Pero bien sabía que era muy difícil ser un buen asesor externo sin involucrarse en  las entrañas de la institución asesorada. Conocer sus padecimientos intramuros y las debilidades que perturban su crecimiento, son elementos indispensables para diagnosticar con eficacia las expectativas de vida de una empresa.

Cuando  la Junta Directiva de ese banco  somete a mi escrutinio las detecciones de la supervisión financiera, me doy cuenta que es una institución gerenciada por la  incoherencia, muy dispersa en la toma de decisiones, sin planes a largo plazo, que tiene gente valiosa en sus departamentos, pero  la ambigüedad  de dirección y  control, la hacen parecer a la deriva. Sus dueños  mas interesados en  la mayor rentabilidad, descuidan las formas e interfieren la presidencia.

Los accionistas proponen hacer un importante aumento de capital (reposición exigida por Sudeban)  para cubrir las insuficiencias patrimoniales detectadas, pero al parecer ya habían ocurrido algunos desencuentros entre los accionistas (unos hermanos) y el gobierno revolucionario, por lo que suponía un camino escabroso el que estaba por delante.

No obstante, asumí el reto de ventilar jurídicamente los cuestionamientos y presentar a las autoridades financieras la solución financiera mas pertinente. Lo que no sabía era -como lo suponían algunos-  que la suerte ya estaba echada.
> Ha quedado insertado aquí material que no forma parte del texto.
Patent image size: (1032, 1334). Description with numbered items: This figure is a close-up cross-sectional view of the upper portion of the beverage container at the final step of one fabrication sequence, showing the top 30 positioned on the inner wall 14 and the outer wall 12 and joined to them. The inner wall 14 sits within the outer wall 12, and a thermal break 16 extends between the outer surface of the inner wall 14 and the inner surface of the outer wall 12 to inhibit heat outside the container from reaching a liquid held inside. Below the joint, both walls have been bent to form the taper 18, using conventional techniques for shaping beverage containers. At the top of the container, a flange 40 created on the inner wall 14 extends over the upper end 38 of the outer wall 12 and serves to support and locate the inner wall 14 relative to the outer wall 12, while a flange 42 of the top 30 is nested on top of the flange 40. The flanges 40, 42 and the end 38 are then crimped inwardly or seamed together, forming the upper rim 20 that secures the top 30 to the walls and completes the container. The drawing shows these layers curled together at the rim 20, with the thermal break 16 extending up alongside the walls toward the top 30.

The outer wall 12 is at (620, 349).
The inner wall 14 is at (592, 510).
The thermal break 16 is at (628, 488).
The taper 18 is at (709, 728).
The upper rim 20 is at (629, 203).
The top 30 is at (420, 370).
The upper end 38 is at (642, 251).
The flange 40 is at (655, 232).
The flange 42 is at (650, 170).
Efectivamente, la solicitud de aumento de capital que presenta la institución a la Sudeban, a requerimiento de esta misma autoridad (medida de orden público) es rechazada, so pretexto de que la principal accionista del Banco (la empresa de seguros) acababa de ser intervenida por la autoridad aseguradora (gobierno también) con fundamento en una torcida interpretación jurídica.

En síntesis, Sudeban le exige que aumente el capital (lo cual solo pueden hacer los accionistas). Pero después que “estos” desembolsan el dinero del aumento en las cuentas del banco, le reprueban la autorización formal, con el argumento de que han decido intervenir al accionista principal. El dinero  desembolsado por el accionista queda congelado en el banco por órdenes de Sudeban; es decir, no puede ser aplicado a la reposición de capital exigida, con lo cual un activo tan valioso de la empresa de seguros: el Banco,  es conducido a la quiebra irremediablemente (intervención forzosa). Tan contradictorias  e incoherentes actuaciones son tema para cualquier obra de teatro del absurdo.
Le demostré a la Sudeban lo descabellado de su proceder, pero su respuesta fue el silencio. No tenían argumentos para rebatir los míos. Interpuse entonces un recurso judicial contra la medida; que ingenuidad verdad, si es la misma Revolución. Recibí la misma respuesta: el silencio, ahora judicial. Me aparté de la gestión cuando acordaron la intervención del banco. “Después del ojo afuera no vale Santa Lucía”, dice el refrán. Luego sus accionistas se enfrascaron en comunicados de prensa contra el régimen; le echaron mas leña al fuego. El honorable Don Homero Faria, quien presidía el Banco, llevó la peor parte, las tribulaciones de la intervención aceleraron su cuadro clínico y su partida de este mundo.

Volví a mi ONG a respirar futuro y me impuse presionar -en el buen sentido del término- a la Sudeban, para que llevara adelante la implementación de la nueva Ley de Bancos que contemplaba varias disposiciones que IUSBANCA había propuesto.  La oligarquía financiera se resistía a cumplir las nuevas disposiciones legales que restringían muchos de los vicios del sistema, tales como los grupos financieros, la connivencia con las firmas de contadores, etc.  Se impuso la oligarquía. Disuadió a los “revolucionarios”. La Ley pasó a ser letra muerta. Sentí entonces que araba en el mar. “No más” como dijo Durán ante Leonard.